US President Donald Trump signs an order to remove Sudan from the US list of countries that sponsor terrorism. The blacklist has long prevented Sudan from receiving debt relief and loans from international bodies such as the IMF and the World Bank. The order is expected to make it easier for the Sudanese government to do something about the country’s crisis economy. In return, Sudan will pay a total of $ 335 million to relatives of the victims of the terrorist network al-Qaeda’s bombing raids on US embassies in Dar es Salaam and Nairobi in 1998. The US Congress must also approve the decision, which it is expected to do.
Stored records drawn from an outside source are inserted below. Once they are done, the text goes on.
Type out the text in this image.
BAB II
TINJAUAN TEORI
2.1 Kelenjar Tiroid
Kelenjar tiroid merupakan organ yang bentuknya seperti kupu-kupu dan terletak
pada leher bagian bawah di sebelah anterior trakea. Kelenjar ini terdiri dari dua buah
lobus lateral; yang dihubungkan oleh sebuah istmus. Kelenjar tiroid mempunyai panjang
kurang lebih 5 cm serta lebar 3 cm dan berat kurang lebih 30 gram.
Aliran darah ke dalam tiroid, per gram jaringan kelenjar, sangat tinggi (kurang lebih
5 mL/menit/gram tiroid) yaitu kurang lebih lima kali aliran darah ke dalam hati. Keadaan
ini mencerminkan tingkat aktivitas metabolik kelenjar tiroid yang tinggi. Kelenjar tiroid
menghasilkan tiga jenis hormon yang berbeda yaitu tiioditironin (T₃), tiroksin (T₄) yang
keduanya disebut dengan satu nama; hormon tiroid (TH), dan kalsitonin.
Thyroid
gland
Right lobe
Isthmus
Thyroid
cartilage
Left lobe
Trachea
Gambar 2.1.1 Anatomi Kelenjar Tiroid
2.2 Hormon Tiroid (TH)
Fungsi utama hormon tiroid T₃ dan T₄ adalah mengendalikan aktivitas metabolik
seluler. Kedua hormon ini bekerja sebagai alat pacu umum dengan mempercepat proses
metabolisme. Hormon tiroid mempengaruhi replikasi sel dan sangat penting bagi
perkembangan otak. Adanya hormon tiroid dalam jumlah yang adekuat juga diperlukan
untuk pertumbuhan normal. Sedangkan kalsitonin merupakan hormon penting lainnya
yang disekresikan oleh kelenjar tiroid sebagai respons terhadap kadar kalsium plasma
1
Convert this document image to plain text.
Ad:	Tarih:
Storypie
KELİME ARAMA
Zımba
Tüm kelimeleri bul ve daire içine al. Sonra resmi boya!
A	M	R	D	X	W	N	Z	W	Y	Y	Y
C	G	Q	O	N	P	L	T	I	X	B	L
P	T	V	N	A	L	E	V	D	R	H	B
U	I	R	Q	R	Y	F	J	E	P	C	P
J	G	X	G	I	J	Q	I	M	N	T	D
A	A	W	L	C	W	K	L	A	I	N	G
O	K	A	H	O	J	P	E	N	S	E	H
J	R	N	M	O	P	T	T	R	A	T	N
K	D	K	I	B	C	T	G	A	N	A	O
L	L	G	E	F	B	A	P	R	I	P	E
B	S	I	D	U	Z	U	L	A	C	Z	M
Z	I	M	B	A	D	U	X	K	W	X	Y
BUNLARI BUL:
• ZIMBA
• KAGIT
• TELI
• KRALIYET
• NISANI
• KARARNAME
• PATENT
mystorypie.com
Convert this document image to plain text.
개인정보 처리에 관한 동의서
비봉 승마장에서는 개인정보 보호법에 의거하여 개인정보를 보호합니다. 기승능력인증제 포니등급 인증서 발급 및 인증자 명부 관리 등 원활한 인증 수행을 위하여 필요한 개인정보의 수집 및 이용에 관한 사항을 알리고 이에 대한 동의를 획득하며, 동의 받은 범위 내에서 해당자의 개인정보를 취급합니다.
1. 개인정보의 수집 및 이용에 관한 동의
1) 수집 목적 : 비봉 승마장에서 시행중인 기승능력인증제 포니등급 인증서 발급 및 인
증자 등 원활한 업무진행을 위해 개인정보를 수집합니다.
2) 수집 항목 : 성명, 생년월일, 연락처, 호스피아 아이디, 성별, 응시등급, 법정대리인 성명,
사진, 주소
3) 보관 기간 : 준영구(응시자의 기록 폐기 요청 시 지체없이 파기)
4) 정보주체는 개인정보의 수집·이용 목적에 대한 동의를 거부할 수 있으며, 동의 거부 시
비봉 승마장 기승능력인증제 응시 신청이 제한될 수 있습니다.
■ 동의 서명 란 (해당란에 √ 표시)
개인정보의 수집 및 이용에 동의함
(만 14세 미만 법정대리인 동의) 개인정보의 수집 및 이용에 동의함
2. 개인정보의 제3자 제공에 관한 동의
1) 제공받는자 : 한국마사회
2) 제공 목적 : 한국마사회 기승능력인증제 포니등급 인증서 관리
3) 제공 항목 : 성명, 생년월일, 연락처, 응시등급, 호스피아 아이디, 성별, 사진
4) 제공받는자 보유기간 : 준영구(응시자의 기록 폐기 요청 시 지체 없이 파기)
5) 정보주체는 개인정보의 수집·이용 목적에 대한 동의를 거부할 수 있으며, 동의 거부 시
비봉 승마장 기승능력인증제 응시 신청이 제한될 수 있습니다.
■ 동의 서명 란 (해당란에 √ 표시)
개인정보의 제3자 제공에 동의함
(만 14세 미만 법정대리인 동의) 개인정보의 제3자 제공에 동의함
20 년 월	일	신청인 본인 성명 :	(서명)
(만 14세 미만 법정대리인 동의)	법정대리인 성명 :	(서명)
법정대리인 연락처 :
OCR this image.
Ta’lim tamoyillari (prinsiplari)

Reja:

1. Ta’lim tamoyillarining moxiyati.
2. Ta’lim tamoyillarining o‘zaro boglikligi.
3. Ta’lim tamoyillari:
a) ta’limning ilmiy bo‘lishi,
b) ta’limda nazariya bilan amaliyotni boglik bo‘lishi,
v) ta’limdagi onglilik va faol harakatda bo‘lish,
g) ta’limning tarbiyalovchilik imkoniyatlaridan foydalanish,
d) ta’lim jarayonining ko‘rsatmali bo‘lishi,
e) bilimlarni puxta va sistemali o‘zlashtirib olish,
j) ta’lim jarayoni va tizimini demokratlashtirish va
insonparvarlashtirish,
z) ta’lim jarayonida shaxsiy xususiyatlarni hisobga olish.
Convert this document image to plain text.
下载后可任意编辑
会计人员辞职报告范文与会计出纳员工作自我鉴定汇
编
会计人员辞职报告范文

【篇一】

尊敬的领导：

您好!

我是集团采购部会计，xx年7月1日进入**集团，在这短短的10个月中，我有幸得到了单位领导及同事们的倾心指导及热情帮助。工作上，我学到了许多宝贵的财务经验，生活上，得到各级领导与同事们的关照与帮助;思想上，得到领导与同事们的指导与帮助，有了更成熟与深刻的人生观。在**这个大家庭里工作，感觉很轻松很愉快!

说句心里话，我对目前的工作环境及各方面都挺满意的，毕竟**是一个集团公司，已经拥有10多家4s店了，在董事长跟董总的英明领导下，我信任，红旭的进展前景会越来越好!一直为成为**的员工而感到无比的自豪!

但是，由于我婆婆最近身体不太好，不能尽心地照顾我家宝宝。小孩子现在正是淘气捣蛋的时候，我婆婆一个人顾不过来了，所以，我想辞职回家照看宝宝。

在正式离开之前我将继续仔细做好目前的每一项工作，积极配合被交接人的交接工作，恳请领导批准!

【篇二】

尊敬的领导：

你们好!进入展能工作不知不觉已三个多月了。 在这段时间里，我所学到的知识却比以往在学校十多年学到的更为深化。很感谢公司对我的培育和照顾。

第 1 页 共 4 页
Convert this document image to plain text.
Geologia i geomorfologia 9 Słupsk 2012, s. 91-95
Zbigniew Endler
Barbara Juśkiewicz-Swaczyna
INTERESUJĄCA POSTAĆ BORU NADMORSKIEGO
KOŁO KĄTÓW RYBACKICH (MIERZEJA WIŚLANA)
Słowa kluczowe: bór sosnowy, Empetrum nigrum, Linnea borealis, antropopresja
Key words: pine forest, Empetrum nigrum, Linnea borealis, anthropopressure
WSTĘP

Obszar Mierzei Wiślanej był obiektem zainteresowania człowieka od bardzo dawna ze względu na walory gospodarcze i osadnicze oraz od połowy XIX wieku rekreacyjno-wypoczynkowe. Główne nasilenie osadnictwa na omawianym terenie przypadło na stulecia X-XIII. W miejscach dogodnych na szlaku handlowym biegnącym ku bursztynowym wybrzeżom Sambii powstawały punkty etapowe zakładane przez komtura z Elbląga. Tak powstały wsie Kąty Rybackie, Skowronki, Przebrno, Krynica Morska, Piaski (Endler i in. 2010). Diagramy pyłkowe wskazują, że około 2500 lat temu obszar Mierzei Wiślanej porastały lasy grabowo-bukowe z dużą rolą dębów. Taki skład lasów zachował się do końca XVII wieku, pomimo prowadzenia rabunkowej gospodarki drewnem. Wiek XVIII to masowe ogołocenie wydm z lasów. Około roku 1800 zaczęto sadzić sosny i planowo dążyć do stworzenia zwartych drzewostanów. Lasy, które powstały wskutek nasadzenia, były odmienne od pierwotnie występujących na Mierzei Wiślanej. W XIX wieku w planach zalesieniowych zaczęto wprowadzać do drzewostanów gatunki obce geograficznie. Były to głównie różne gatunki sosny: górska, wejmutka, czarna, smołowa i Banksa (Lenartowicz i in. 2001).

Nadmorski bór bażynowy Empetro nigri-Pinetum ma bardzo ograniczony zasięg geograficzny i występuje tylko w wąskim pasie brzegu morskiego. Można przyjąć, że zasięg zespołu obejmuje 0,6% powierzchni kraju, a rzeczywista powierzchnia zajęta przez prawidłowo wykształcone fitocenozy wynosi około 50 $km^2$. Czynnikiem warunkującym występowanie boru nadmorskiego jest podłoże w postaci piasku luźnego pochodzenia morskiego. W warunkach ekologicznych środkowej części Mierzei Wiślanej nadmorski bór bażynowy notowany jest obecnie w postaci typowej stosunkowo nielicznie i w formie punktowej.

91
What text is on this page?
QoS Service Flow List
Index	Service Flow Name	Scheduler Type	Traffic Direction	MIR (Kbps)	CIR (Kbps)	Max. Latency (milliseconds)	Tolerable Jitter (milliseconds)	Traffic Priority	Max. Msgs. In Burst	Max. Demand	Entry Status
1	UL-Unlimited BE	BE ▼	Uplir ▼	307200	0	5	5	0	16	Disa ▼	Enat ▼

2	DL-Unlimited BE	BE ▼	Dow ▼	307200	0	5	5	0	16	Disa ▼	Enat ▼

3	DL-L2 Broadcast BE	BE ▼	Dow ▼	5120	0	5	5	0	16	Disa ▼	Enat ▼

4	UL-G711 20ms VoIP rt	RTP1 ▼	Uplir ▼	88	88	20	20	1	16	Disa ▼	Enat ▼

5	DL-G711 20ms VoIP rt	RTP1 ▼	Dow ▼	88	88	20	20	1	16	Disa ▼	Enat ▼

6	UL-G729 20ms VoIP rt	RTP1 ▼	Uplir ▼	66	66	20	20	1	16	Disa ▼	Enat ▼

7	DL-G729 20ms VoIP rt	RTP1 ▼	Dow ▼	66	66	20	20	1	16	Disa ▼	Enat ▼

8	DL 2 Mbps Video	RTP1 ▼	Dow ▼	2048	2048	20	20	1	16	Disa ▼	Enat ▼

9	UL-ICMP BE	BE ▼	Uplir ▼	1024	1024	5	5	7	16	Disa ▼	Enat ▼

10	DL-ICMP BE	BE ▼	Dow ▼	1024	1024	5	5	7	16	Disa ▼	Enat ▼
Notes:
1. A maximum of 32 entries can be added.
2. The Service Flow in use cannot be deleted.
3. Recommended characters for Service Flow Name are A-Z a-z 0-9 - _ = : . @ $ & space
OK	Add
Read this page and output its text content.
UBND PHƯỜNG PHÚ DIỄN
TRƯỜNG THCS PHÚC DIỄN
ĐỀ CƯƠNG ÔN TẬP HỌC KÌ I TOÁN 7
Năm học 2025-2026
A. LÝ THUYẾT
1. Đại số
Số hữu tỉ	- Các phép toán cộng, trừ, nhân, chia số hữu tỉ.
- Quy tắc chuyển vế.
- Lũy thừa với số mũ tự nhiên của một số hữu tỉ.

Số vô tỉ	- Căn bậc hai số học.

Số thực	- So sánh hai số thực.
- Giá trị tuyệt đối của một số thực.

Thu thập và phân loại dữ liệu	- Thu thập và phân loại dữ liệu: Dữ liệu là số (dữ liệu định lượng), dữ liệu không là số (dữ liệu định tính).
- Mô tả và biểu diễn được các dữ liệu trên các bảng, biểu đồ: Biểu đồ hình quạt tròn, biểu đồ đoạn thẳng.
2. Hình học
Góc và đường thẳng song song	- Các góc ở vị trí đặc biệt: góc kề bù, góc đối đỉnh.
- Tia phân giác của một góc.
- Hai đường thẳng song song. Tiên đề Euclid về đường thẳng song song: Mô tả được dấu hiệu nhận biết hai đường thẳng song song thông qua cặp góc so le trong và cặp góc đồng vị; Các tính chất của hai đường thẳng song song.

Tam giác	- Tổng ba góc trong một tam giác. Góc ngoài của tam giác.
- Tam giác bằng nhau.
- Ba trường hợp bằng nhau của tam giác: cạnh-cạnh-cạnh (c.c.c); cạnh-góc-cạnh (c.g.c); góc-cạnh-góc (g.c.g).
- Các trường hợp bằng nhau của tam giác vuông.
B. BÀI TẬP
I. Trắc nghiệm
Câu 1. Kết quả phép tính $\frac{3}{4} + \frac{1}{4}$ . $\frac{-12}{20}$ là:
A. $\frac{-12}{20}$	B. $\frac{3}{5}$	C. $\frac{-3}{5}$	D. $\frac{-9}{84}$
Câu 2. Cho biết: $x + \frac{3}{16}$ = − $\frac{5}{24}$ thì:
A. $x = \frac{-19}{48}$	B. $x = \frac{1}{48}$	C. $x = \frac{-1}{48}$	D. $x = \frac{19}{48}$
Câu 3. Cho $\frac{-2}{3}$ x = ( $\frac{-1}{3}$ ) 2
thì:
The peace agreement is signed

October 3

Representatives of the Transitional Government and the Sudan Revolutionary Front (SRF), which brings together a number of rebel groups in Darfur, the Blue Nile and South Kordofan, sign the peace agreement at a ceremony in the South Sudanese capital Juba. South Sudan has mediated during the peace talks. The agreement is comprehensive and also concerns issues such as ownership of land, damages for material losses during the conflicts and help for refugees and internally displaced persons to return home and more. Ending the armed conflicts in the country is one of the transitional regime’s highest priorities. A couple of resistance groups have stood outside the peace agreement: the faction of the Sudan Liberation Movement (SLM) in Darfur led by Abdelwahid Nour and a faction of the SPLM North in South Kordofan led by Abdelaziz al-Hilu. The latter has signed a separate peace agreement with the transitional government, which gives them the right to keep their weapons until the state and Islam have been separated in the constitution. The great peace agreement prescribes the disarmament of the rebels and their integration into the government army.